Bauman (2004) afirma que é do encontro dos sexos que nasce a cultura, das tendências, inclinações e propensões "naturais" do ser humano, o desejo sexual foi e continua sendo a mais obvia, indubitável e incontestavelmente social. Dessa forma, se o sexo é o que torna o ser humano um ser social, como são construídas as relações de afeto entre as pessoas na sociedade? Este texto, então, se propõe a refletir sobre a influência do sexo na formação da cultura e na relação entre as pessoas.

O sexo faz com que um ser humano se estenda na direção de outro, exigindo sua presença, tentando transformá-la em união, torna qualquer ser humano insuficiente, incompleto e insatisfeito, ansiando por convívio, levando a reflexão sobre os tipos de compromisso que a união de corpos impõe, de que forma os parceiros são afetados em uma relação, e se o encontro sexual pode ser um fato isolado ou ele inunda toda a existência dos parceiros (BAUMAN, 2004).

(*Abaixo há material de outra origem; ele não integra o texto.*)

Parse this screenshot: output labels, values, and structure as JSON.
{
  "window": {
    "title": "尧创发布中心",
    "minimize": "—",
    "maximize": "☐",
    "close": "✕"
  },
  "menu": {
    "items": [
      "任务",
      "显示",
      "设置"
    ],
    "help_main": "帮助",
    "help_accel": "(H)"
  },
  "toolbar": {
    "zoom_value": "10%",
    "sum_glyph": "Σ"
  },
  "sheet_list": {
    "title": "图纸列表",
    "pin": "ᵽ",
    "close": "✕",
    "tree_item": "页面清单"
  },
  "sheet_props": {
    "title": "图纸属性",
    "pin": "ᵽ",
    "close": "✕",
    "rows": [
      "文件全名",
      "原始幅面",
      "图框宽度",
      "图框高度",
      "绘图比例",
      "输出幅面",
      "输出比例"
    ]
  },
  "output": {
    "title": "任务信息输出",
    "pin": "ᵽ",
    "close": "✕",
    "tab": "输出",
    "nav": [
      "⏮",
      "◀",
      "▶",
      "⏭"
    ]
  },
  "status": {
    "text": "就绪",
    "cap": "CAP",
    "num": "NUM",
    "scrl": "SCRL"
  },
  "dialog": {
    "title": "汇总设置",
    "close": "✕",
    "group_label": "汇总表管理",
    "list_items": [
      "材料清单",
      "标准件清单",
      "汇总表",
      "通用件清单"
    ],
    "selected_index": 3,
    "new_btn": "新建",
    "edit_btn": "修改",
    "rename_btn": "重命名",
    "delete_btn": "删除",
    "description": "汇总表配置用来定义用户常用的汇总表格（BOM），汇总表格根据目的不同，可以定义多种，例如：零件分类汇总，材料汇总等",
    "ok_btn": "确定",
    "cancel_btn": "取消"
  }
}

De um encontro sexual podem surgir diversos tipos de relação, desde a formação de um casal do tipo "até que a morte nos separe" que dará origem a uma família, com a chegada dos filhos, um tipo de relação que exige amor, segurança e permanência, ou de relações mais desapegadas, que pregam o sexo pelo sexo e que buscam apenas o prazer que este pode oferecer. O "sexo puro" é construido tendo-se em vista uma espécie de garantia de reembolso – os parceiros do "encontro puramente sexual" podem se sentir seguros, conscientes de que a inexistência de "restrições" compensa a fragilidade do seu engajamento (BAUMAN, 2004, p.68).

Para Maturana (1998) o que diferencia a linhagem homínida de outras linhagens de primatas é que o homínida optou por um modo de vida no qual compartilha alimentos, com tudo o que isto implica de aproximação, aceitação mutua e coordenações de ações. É o "amor" a emoção que constitui o espaço de ações em que se estabelece o modo de viver hominídeo, a emoção central na história evolutiva que dá origem ao modo de viver do humano.

A origem do humano surge na origem espontânea da família como um modo próximo permanente de conviver na intimidade do prazer e do bem-estar psíquico-corporal-relacional que faz possível o surgimento do linguajear no fazer coisas juntos como um conviver em coordenações de fazeres consensuais. Ao surgir o humano desse modo, torna-se evidente que é o amar a emoção que funda a família ancestral no sentir intimo e relacional que gera, conserva e realiza o humano como um modo de viver e conviver. (MATURANA; YÁÑES, 2009, p. 33)

Bauman (2004) explica que a principio, o sexo surgia como um potencial de prazer e felicidade, uma forma de o ser humano atingir a satisfação no seu convívio com os outros, mas com o passar do tempo a sexualidade acaba mistificada como uma fonte de opressão, desigualdade, violência e abuso, tornando assim o sexo um ato racional, calculado com sobriedade, considerando todos os riscos e regras, desprovido de ilusão.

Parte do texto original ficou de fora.